Specifically, in the application scenario, when a user edits a document, a formula image to be edited can be intercepted on a webpage, then, based on an information extraction scheme provided by the application, first characteristic information of at least one character unit in the formula image is extracted to obtain target characteristic information, and then, based on the target characteristic information, a formula in the formula image is edited to a formula editing area.

According to the technical scheme, the first feature information of at least one information unit in the target image can be extracted through an information extraction model obtained by training at least one information unit in a training sample image on training labels of a plurality of feature types. The supervised feature information of the information unit in the image on the multiple feature types is considered through the training labels of the at least one information unit in the training sample image on the multiple feature types, so that the information extraction model obtained through training has the capability of accurately extracting the information, and the information extraction model is used for extracting the feature information reflected by the at least one information unit in the target image, so that the accuracy of information extraction can be improved.

The following describes embodiments of an apparatus of the present application, which may be used to perform the information extraction method in the above embodiments of the present application. For details that are not disclosed in the embodiments of the apparatus of the present application, please refer to the embodiments of the information extraction method described above in the present application.

FIG. 12 shows a block diagram of an information extraction apparatus according to one embodiment of the present application.

Referring to fig. 12, an information extraction apparatus 1200 according to an embodiment of the present application includes: a first acquisition unit 1201, a second acquisition unit 1202, and an extraction unit 1203.

The first acquiring unit 1201 is used for acquiring a target image, wherein the target image comprises at least one information unit; a second obtaining unit 1202, configured to obtain an information extraction model, where the information extraction model is obtained by training at least one information unit in a training sample image on training labels of multiple feature types; an extracting unit 1203 is configured to extract first feature information of at least one information unit in the target image as target feature information through the information extraction model.
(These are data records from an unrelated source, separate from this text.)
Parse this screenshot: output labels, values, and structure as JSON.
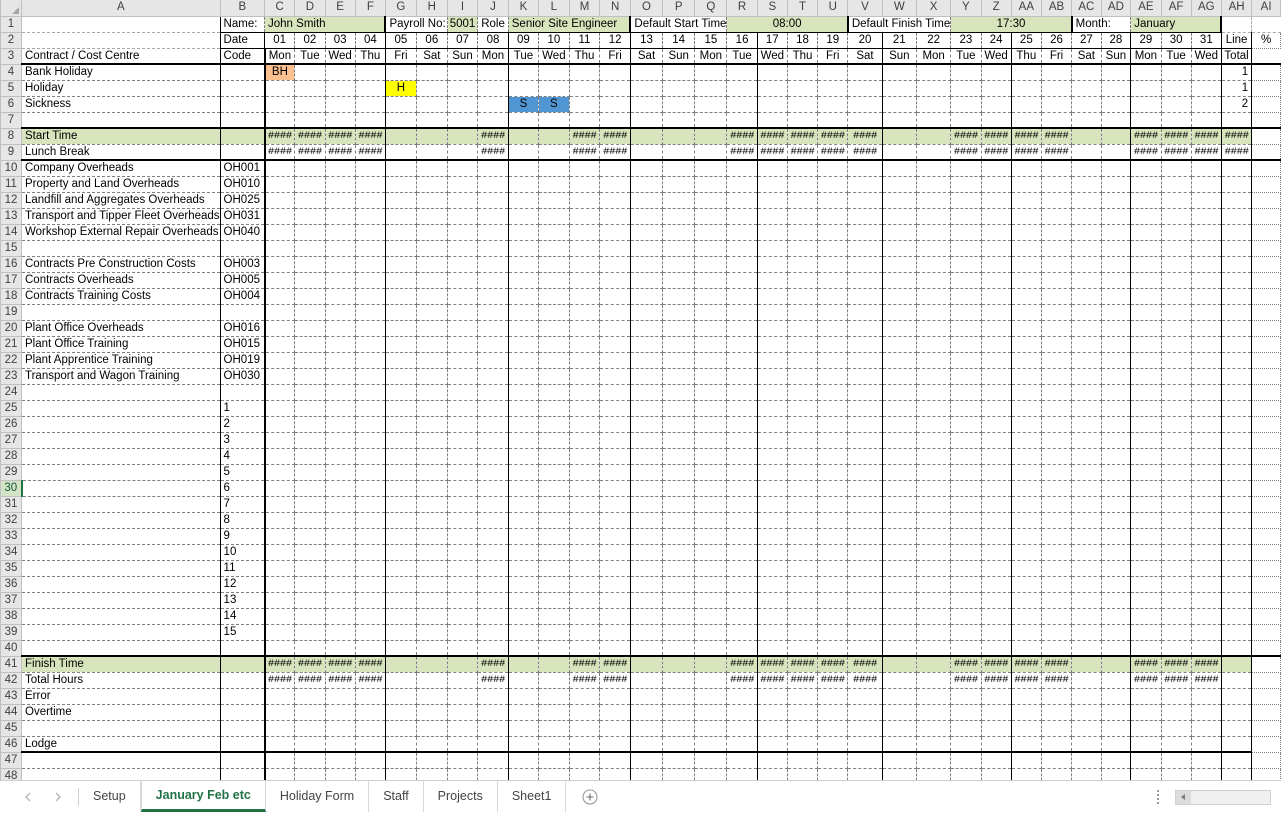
{
  "app": {
    "type": "spreadsheet",
    "active_cell_row": 30,
    "selected_row_header": "30"
  },
  "columns": [
    "A",
    "B",
    "C",
    "D",
    "E",
    "F",
    "G",
    "H",
    "I",
    "J",
    "K",
    "L",
    "M",
    "N",
    "O",
    "P",
    "Q",
    "R",
    "S",
    "T",
    "U",
    "V",
    "W",
    "X",
    "Y",
    "Z",
    "AA",
    "AB",
    "AC",
    "AD",
    "AE",
    "AF",
    "AG",
    "AH",
    "AI"
  ],
  "header": {
    "name_label": "Name:",
    "name_value": "John Smith",
    "payroll_label": "Payroll No:",
    "payroll_value": "5001",
    "role_label": "Role",
    "role_value": "Senior Site Engineer",
    "default_start_label": "Default Start Time",
    "default_start_value": "08:00",
    "default_finish_label": "Default Finish Time",
    "default_finish_value": "17:30",
    "month_label": "Month:",
    "month_value": "January",
    "date_label": "Date",
    "code_label": "Code",
    "contract_label": "Contract / Cost Centre",
    "line_total_label_1": "Line",
    "line_total_label_2": "Total",
    "percent_label": "%"
  },
  "calendar": {
    "dates": [
      "01",
      "02",
      "03",
      "04",
      "05",
      "06",
      "07",
      "08",
      "09",
      "10",
      "11",
      "12",
      "13",
      "14",
      "15",
      "16",
      "17",
      "18",
      "19",
      "20",
      "21",
      "22",
      "23",
      "24",
      "25",
      "26",
      "27",
      "28",
      "29",
      "30",
      "31"
    ],
    "days": [
      "Mon",
      "Tue",
      "Wed",
      "Thu",
      "Fri",
      "Sat",
      "Sun",
      "Mon",
      "Tue",
      "Wed",
      "Thu",
      "Fri",
      "Sat",
      "Sun",
      "Mon",
      "Tue",
      "Wed",
      "Thu",
      "Fri",
      "Sat",
      "Sun",
      "Mon",
      "Tue",
      "Wed",
      "Thu",
      "Fri",
      "Sat",
      "Sun",
      "Mon",
      "Tue",
      "Wed"
    ]
  },
  "absence_rows": [
    {
      "row": 4,
      "label": "Bank Holiday",
      "code": "",
      "total": "1",
      "marks": [
        {
          "day_index": 0,
          "text": "BH",
          "color": "#fac090"
        }
      ]
    },
    {
      "row": 5,
      "label": "Holiday",
      "code": "",
      "total": "1",
      "marks": [
        {
          "day_index": 4,
          "text": "H",
          "color": "#ffff00"
        }
      ]
    },
    {
      "row": 6,
      "label": "Sickness",
      "code": "",
      "total": "2",
      "marks": [
        {
          "day_index": 8,
          "text": "S",
          "color": "#4f96d2"
        },
        {
          "day_index": 9,
          "text": "S",
          "color": "#4f96d2"
        }
      ]
    }
  ],
  "time_rows": [
    {
      "row": 8,
      "label": "Start Time",
      "bold": true,
      "shaded": true,
      "hash_days": [
        0,
        1,
        2,
        3,
        7,
        10,
        11,
        15,
        16,
        17,
        18,
        19,
        22,
        23,
        24,
        25,
        28,
        29,
        30
      ],
      "total_hash": true
    },
    {
      "row": 9,
      "label": "Lunch Break",
      "bold": false,
      "shaded": false,
      "hash_days": [
        0,
        1,
        2,
        3,
        7,
        10,
        11,
        15,
        16,
        17,
        18,
        19,
        22,
        23,
        24,
        25,
        28,
        29,
        30
      ],
      "total_hash": true
    },
    {
      "row": 41,
      "label": "Finish Time",
      "bold": true,
      "shaded": true,
      "hash_days": [
        0,
        1,
        2,
        3,
        7,
        10,
        11,
        15,
        16,
        17,
        18,
        19,
        22,
        23,
        24,
        25,
        28,
        29,
        30
      ],
      "total_hash": false
    },
    {
      "row": 42,
      "label": "Total Hours",
      "bold": false,
      "shaded": false,
      "hash_days": [
        0,
        1,
        2,
        3,
        7,
        10,
        11,
        15,
        16,
        17,
        18,
        19,
        22,
        23,
        24,
        25,
        28,
        29,
        30
      ],
      "total_hash": false
    }
  ],
  "cost_centre_rows": [
    {
      "row": 10,
      "label": "Company Overheads",
      "code": "OH001"
    },
    {
      "row": 11,
      "label": "Property and Land Overheads",
      "code": "OH010"
    },
    {
      "row": 12,
      "label": "Landfill and Aggregates Overheads",
      "code": "OH025"
    },
    {
      "row": 13,
      "label": "Transport and Tipper Fleet Overheads",
      "code": "OH031"
    },
    {
      "row": 14,
      "label": "Workshop External Repair Overheads",
      "code": "OH040"
    },
    {
      "row": 15,
      "label": "",
      "code": ""
    },
    {
      "row": 16,
      "label": "Contracts Pre Construction Costs",
      "code": "OH003"
    },
    {
      "row": 17,
      "label": "Contracts Overheads",
      "code": "OH005"
    },
    {
      "row": 18,
      "label": "Contracts Training Costs",
      "code": "OH004"
    },
    {
      "row": 19,
      "label": "",
      "code": ""
    },
    {
      "row": 20,
      "label": "Plant Office Overheads",
      "code": "OH016"
    },
    {
      "row": 21,
      "label": "Plant Office Training",
      "code": "OH015"
    },
    {
      "row": 22,
      "label": "Plant Apprentice Training",
      "code": "OH019"
    },
    {
      "row": 23,
      "label": "Transport and Wagon Training",
      "code": "OH030"
    },
    {
      "row": 24,
      "label": "",
      "code": ""
    },
    {
      "row": 25,
      "label": "",
      "code": "1"
    },
    {
      "row": 26,
      "label": "",
      "code": "2"
    },
    {
      "row": 27,
      "label": "",
      "code": "3"
    },
    {
      "row": 28,
      "label": "",
      "code": "4"
    },
    {
      "row": 29,
      "label": "",
      "code": "5"
    },
    {
      "row": 30,
      "label": "",
      "code": "6"
    },
    {
      "row": 31,
      "label": "",
      "code": "7"
    },
    {
      "row": 32,
      "label": "",
      "code": "8"
    },
    {
      "row": 33,
      "label": "",
      "code": "9"
    },
    {
      "row": 34,
      "label": "",
      "code": "10"
    },
    {
      "row": 35,
      "label": "",
      "code": "11"
    },
    {
      "row": 36,
      "label": "",
      "code": "12"
    },
    {
      "row": 37,
      "label": "",
      "code": "13"
    },
    {
      "row": 38,
      "label": "",
      "code": "14"
    },
    {
      "row": 39,
      "label": "",
      "code": "15"
    },
    {
      "row": 40,
      "label": "",
      "code": ""
    }
  ],
  "footer_rows": [
    {
      "row": 43,
      "label": "Error",
      "bold": false
    },
    {
      "row": 44,
      "label": "Overtime",
      "bold": false
    },
    {
      "row": 45,
      "label": "",
      "bold": false
    },
    {
      "row": 46,
      "label": "Lodge",
      "bold": true
    },
    {
      "row": 47,
      "label": "",
      "bold": false
    },
    {
      "row": 48,
      "label": "",
      "bold": false
    }
  ],
  "sheet_tabs": [
    {
      "label": "Setup",
      "active": false
    },
    {
      "label": "January Feb etc",
      "active": true
    },
    {
      "label": "Holiday Form",
      "active": false
    },
    {
      "label": "Staff",
      "active": false
    },
    {
      "label": "Projects",
      "active": false
    },
    {
      "label": "Sheet1",
      "active": false
    }
  ],
  "tab_controls": {
    "prev_icon": "prev-sheet-icon",
    "next_icon": "next-sheet-icon",
    "add_icon": "add-sheet-icon"
  },
  "colors": {
    "accent_green": "#217346",
    "header_fill": "#d8e4bc",
    "bank_holiday": "#fac090",
    "holiday": "#ffff00",
    "sickness": "#4f96d2"
  }
}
In some embodiments of the present application, based on the foregoing solution, the second obtaining unit 1202 includes: a third acquisition unit configured to acquire a training sample image; a determining unit, configured to determine, for at least one information unit in the training sample image, training labels on multiple feature types to obtain multiple training labels, where each training label is used to characterize feature information of the at least one information unit on a corresponding feature type; and the fourth obtaining unit is used for obtaining a model to be trained, and training the model to be trained through the training sample image and the training labels to obtain the information extraction model.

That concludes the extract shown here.